With a great deal of concentrated effort, I have managed to translate most of the hieroglyphs in the ancient Egyptian final exam I posted a couple weeks ago. Here’s what I have so far.
“Please let me _____ your _____,” he begged, lost in lust. “I need your young stud _____ so bad, please give it to me.” I was only too happy to oblige. I ______ all ___ inches down his throat, mercilessly _______(ing) his face, my low-hanging _____ slapping his chin. ‘Officer, you sure do know your way around a _______,’ I moaned as his tongue ________ all over my _____, sucking gently on the head and ____________________ as his hands plied my heavy _______.”
I’m having a little trouble with the blanks; I think I need to get a more comprehensive dictionary.
I love Ancient Egyptian Mad Libs.
Oh, I get it! The dreaded ancient Egyption HEIROGLIBS!
Ok, so before you block my comments forever, please accept my apology for misspelling “Egyptian.” And I meant “HIEROGLIBS.” This is the LAST blog on which I’d ever want to make these types of mistakes. . . .
I applaud your diligence, Faustus. It must originally have seemed cruel for your professor to give you an inscription written from the top perspective, but the purpose of education, after all, is to expand the mind.
Is Michael Lucas Egpytian? And also from the BC era?
First timer to your blog, looking forward to reading much more. Reading Joe.my.God and want to say thanks for smacking the Phelps cult!
Seemed way too easy. Was this a trick quiz?
No, no Chuck. Remember, Egyptian is usually read from top to bottom and left to right. Fill in the blanks that way and it would say, “Please let me cock your pounding,” which would make just no sense at all. But if Faustus is the top, the world must have lost its magnetic bearings anway so I guess it wouldn’t matter too much.

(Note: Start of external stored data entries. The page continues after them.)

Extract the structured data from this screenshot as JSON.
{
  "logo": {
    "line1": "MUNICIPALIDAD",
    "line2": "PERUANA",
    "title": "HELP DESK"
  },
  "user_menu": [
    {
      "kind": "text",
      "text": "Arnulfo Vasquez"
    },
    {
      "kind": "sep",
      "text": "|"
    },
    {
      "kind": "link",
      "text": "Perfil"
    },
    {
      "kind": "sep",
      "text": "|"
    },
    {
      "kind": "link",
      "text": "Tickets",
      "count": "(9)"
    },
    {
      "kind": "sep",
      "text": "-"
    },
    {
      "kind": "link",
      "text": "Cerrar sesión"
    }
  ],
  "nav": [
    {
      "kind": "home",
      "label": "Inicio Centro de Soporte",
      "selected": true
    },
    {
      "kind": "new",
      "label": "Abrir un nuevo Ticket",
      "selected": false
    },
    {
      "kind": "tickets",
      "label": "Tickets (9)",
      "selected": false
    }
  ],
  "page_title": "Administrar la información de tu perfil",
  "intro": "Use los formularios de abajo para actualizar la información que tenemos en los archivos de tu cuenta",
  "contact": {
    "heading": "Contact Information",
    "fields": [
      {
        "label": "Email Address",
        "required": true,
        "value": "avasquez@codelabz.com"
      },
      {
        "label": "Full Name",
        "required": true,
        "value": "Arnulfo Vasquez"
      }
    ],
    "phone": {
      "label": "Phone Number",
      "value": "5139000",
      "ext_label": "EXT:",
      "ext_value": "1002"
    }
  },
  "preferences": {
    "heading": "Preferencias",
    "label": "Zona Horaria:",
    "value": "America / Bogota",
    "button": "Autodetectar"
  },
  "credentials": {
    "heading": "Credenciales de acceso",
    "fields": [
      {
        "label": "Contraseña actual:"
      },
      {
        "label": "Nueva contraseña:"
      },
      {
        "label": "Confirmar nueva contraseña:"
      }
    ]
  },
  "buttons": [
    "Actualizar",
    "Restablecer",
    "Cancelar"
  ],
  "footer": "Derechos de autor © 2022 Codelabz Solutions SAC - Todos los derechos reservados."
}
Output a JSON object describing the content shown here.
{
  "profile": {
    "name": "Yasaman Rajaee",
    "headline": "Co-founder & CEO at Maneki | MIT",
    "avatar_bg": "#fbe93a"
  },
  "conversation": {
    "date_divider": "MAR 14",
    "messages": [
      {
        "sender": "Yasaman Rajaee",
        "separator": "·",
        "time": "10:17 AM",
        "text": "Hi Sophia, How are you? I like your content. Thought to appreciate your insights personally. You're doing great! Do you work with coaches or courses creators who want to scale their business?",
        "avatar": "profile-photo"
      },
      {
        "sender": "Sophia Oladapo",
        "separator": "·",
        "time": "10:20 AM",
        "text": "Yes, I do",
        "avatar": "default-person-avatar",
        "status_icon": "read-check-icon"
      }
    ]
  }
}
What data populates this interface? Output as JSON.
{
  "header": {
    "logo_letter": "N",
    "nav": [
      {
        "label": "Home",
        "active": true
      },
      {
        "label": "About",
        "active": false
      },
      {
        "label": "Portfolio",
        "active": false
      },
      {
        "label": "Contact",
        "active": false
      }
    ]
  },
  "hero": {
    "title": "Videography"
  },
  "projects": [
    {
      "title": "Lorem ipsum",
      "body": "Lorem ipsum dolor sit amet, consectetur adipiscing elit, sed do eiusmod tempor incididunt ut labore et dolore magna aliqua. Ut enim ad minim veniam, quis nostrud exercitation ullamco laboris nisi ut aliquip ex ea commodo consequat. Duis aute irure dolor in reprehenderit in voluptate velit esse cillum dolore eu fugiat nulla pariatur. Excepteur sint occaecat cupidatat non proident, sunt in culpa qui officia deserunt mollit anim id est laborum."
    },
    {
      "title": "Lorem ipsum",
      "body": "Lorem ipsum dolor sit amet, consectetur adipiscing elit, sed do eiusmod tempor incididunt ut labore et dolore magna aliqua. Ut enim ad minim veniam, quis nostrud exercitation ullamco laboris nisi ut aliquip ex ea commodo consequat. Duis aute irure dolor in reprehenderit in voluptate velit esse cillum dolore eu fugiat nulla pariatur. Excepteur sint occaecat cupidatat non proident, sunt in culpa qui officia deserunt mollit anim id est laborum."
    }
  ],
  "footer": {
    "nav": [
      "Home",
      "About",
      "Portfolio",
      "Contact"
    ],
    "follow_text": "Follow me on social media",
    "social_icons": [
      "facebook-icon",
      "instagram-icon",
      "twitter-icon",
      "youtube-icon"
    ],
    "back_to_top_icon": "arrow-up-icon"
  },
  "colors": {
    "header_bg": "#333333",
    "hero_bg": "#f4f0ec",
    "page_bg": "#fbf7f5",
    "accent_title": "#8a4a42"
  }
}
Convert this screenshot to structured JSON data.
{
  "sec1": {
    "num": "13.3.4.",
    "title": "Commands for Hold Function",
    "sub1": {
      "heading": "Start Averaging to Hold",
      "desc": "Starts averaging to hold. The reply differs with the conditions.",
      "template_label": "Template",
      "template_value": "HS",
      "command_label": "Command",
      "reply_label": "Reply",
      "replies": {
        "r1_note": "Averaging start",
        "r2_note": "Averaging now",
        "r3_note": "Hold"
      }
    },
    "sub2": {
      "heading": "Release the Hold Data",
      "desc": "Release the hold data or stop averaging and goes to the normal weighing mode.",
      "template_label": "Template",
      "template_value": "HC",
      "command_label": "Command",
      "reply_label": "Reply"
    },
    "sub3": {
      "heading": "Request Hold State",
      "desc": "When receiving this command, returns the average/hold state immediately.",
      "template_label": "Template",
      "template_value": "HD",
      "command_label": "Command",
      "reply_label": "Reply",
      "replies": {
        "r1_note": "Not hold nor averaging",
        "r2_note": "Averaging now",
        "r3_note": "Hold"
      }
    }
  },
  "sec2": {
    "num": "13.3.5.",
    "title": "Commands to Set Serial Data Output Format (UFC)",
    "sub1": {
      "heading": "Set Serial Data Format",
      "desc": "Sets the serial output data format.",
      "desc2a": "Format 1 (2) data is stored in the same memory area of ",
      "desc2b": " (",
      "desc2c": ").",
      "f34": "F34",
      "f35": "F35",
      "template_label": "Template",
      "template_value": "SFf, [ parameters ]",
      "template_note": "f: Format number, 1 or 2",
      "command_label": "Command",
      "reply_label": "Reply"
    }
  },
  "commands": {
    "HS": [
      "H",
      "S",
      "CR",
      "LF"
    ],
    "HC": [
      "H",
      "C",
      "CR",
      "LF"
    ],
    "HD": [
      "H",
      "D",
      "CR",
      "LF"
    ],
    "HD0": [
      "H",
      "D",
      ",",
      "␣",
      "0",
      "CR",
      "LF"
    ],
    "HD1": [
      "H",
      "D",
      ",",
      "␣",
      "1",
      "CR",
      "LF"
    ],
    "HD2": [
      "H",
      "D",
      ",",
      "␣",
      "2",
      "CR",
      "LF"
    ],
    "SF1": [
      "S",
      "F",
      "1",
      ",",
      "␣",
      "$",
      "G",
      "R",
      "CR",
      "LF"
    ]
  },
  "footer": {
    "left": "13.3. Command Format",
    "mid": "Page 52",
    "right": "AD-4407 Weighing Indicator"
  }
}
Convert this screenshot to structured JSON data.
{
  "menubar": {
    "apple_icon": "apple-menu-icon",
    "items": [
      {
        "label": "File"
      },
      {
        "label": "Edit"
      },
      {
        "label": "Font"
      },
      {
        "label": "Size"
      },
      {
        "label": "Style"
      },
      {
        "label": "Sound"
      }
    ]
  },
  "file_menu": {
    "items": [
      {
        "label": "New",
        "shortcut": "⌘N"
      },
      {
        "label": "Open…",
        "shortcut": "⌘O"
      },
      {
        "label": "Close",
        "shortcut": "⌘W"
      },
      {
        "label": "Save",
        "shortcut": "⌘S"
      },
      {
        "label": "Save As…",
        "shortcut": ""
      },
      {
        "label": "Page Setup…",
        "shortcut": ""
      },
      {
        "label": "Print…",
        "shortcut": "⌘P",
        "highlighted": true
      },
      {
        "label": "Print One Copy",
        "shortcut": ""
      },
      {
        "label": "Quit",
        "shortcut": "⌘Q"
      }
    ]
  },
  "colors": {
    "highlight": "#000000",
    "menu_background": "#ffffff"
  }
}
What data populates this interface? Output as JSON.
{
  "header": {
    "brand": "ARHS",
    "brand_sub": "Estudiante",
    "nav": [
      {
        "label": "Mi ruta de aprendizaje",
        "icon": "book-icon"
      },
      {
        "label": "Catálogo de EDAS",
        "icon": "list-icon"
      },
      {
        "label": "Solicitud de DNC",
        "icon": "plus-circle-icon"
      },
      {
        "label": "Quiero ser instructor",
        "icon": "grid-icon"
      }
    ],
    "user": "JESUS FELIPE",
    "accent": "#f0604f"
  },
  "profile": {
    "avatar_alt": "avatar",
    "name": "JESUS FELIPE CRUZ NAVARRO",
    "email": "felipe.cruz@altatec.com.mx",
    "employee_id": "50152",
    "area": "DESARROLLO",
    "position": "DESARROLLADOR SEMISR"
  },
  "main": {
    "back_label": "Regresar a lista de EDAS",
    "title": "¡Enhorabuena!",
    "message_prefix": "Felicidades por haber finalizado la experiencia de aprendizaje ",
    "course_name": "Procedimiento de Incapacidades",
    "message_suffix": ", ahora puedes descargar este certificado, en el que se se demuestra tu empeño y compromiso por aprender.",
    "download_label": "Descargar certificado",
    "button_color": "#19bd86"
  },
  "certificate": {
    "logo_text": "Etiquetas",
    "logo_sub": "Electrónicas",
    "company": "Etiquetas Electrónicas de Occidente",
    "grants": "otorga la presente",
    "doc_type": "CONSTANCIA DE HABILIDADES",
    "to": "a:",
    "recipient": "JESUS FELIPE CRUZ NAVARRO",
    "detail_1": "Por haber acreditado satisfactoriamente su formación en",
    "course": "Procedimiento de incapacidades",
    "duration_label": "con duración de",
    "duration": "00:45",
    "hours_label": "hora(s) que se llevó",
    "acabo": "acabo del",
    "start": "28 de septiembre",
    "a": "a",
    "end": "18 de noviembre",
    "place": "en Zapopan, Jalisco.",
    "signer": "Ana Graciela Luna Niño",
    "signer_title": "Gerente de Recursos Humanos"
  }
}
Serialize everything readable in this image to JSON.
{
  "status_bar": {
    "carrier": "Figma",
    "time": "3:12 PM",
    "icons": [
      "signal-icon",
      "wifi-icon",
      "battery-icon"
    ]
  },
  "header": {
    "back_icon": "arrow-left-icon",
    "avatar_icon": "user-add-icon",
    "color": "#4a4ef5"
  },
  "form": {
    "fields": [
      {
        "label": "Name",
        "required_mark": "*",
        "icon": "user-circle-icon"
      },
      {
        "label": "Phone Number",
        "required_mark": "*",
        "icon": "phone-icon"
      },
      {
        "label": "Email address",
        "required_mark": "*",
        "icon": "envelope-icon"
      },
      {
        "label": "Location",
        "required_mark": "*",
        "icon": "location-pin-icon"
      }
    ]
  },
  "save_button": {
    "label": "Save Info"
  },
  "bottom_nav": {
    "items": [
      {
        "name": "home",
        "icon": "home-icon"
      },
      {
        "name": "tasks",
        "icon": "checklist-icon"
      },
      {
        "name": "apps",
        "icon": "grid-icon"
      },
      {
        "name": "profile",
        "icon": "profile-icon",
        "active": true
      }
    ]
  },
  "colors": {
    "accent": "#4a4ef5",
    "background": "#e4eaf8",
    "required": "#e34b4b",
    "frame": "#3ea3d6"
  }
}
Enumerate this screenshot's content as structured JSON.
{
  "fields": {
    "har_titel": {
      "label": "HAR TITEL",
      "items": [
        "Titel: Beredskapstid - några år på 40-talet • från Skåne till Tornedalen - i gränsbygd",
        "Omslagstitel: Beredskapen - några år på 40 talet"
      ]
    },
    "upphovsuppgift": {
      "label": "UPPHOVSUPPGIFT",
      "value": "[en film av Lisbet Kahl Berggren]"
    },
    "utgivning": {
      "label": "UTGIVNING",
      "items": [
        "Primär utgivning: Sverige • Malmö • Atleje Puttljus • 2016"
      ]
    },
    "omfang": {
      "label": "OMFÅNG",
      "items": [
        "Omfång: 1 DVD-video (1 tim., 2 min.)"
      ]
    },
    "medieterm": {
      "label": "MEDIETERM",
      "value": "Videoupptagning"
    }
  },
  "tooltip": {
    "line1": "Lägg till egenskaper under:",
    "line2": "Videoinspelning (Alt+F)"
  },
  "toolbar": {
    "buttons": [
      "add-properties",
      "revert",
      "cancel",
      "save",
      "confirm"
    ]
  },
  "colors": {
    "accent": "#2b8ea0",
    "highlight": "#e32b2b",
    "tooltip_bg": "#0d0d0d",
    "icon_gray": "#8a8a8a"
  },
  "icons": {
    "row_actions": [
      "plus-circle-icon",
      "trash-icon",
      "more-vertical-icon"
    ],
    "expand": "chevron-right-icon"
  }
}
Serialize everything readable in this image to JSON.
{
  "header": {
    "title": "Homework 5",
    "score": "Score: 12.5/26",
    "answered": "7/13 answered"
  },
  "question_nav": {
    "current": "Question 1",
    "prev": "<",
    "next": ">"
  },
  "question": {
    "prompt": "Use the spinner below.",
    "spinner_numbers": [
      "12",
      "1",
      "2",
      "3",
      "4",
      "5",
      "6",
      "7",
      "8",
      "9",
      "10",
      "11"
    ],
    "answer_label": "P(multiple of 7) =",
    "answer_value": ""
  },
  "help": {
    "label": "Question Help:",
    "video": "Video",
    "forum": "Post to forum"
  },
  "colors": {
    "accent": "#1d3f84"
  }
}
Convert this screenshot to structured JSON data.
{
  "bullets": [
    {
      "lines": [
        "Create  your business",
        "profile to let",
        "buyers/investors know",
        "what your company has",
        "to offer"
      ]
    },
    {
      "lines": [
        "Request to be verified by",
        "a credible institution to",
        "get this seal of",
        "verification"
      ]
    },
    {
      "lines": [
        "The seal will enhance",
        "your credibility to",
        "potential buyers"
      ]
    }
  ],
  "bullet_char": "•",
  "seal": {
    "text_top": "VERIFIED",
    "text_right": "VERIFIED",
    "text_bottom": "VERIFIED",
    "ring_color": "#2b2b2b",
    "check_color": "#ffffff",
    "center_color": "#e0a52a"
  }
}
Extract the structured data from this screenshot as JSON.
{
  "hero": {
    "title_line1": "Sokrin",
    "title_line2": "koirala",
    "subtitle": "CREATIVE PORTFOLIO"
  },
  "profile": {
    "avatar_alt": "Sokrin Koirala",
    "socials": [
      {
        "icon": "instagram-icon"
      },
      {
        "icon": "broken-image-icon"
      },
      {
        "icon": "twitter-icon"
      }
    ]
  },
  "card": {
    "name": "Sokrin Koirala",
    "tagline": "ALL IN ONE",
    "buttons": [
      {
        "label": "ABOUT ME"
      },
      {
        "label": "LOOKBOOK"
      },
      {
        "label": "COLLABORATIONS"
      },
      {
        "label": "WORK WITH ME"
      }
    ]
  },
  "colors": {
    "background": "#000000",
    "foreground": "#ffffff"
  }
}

Suddenly, I feel like studying ancient Egyptian.
Ooh… those naughty egyptians.
I suspect that it’s not the dictionary you’re lacking, it’s the ability to conceptualise why in the world anyone in any era or language would inscribe a narrative about being a top. 😀
hieroglibs! good one!
You’d think they would have tried to be more concise with their ideogrammatic erotica. You’d run out of daylight before you got past translating the foreplay.
Hi, it’s Snoskred here. I’m just dropping by to let you know that I read your blog with google reader whenever you update, and that I enjoy your blog. I’m re-doing my links on my blog, and I have linked to you in the sidebar.
I used to love madlibs. I once found somewhere you could play them online but I forget where now.. 😉
have a lick of, low fat yogurt, Cherry Garcia low fat frozen yogurt, it strange the way he wanted to hold he cone but I forced, 3, adding scoop after scoop until they slid onto, napkin, cone, missed the yogurt causing it to fall, clean floor, sides of the cone, tub of low fat frozen yogurt,
Did you complete knitting the rainbow hot pants?
This is most likely coming off a little creepy. I apologise.
Did you though? Because I’m slightly-a-little-bit-kind-of-very-much obsessed with the idea of these marvellous pants being worn during a step class.
I was also curious as to how itchy they may have been and what yarn you used?
I admire your sticktoitiveness. I really do.
Can’t wait to see the final results!